“Remember the Alamo!” is one of the most well-known slogans in American history. It ranks right up there with “Don’t fire until you see the whites of their eyes,” credited to the Battle of Bunker Hill, or Nathan Hale’s “I only regret that I have but one life to lose for my country.” But who remembers Los Alamos? This small city in New Mexico does not conjure any memories from most young people. But this hint might help - Los Alamos, New Mexico: Home of the Atomic Bomb. This is the city with a famous nuclear history dating back to World War II.
On Sunday, June 26, 2011 Los Alamos thundered back into the nuclear energy spotlight as a wildfire burned through the city, threatening the 30,000 drum cache of plutonium waste stored at Los Alamos National Laboratory. Despite the reassurances from the National Nuclear Security Administration, vigilant surveillance, and numerous more-than-adequate safety precautions, many citizens have evacuated the city until they can be sure the danger has passed. The fire and smoke present obvious hazards. But some fear a double-whammy: a wild-fire disaster, or near-disaster, begetting a different kind of nuclear catastrophe.

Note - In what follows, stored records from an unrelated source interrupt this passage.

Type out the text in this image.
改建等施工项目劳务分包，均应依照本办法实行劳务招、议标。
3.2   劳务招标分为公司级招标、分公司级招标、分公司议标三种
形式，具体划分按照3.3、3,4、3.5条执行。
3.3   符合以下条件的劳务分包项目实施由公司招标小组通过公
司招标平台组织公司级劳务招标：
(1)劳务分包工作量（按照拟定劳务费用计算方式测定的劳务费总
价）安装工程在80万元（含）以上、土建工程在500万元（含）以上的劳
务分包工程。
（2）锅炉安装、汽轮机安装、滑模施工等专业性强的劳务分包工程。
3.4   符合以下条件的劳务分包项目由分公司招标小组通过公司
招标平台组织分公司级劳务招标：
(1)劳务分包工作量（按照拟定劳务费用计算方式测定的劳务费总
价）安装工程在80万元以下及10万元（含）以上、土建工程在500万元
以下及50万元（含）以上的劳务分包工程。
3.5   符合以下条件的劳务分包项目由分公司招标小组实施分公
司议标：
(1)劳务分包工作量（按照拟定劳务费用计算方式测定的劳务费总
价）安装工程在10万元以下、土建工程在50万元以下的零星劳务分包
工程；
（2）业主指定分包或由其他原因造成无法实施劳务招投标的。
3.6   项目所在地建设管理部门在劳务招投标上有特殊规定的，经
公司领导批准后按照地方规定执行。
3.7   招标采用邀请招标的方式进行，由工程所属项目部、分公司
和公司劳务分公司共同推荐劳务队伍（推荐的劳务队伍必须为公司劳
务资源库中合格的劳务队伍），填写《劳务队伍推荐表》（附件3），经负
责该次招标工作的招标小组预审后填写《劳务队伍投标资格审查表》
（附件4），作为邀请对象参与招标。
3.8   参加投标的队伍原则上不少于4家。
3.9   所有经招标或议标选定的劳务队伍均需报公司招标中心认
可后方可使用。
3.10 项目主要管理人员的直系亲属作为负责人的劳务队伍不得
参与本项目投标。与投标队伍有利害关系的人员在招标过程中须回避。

It remains unclear how nuclear waste concerns factored into each family’s decision to evacuate. The fire alone is an adequate reason to take caution. What is clear is that many citizens, like the early Texans who expressed their fierce independence at the Alamo, can think for themselves. Practical and knowledgable, they are an independent lot. Residents familiar with nuclear energy, such as Mark Smith, a chemical engineer who works at the lab, decided to remain in town despite the fire’s approach. "The risk of exposure is so small. I wouldn't sit here and inhale plutonium. I may be crazy, but I'm not dumb," he said.
The NRC, on high alert for every possible safety concern, remains confident that the situation remains under control. A watchdog group, Concerned Citizens for Nuclear Safety, however, voiced new concerns “that these drums will get so hot that they'll burst" sending toxic material into a large plume. Currently, Los Alamos officials at the New Mexico facility have detected "no off-site releases of contamination” and stated the facilities face “no immediate threat.” The site manager for the National Nuclear Security Administration Kevin Smith, evaluated the precautions and said he felt comfortable. The NNSA agency oversees the lab for the Department of Energy. "I have 170 people who validate their measures. They're in steel drums, on a concrete floor."
As the world seeks safe, cheap energy, many have given up on the idea that we can have safe and cheap nuclear energy without nuclear waste to remove, store, or eliminate.
As a newcomer to the study of nuclear energy, I remind myself not to link Los Alamos National Laboratory directly with nuclear energy. It was nuclear weapons facility and is currently a lab - not a nuclear energy plant. Still, there are valuable ideas to consider in midst of the threatening wildfire.
Let us “Remember Los Alamos” for two reasons. First, the situation is being handled appropriately, with the utmost safety and transparency. Second, the Los Alamos low grade nuclear waste storage situation can urge citizens to actively seek safe, cheap, environmentally sound, and reliable nuclear energy, which does not need to produce nuclear waste material for storage. In the new world of nuclear energy, we can recycle! We can say “adios” to waste storage problems. The Integral Fast Reactor is the modern design the United States must build.
In closing, Wednesday, June 29, 2011, remains a critical day for fire control. Although there is little risk of the fire actually reaching the lab's facilities, the workers remain on alert near the waste drums, ready to coat them with fire-resistant foam if the blaze gets too close.
Update 6/30/2011: There are no fires burning on Los Alamos National Laboratory property; personnel remain actively engaged in fire mitigation.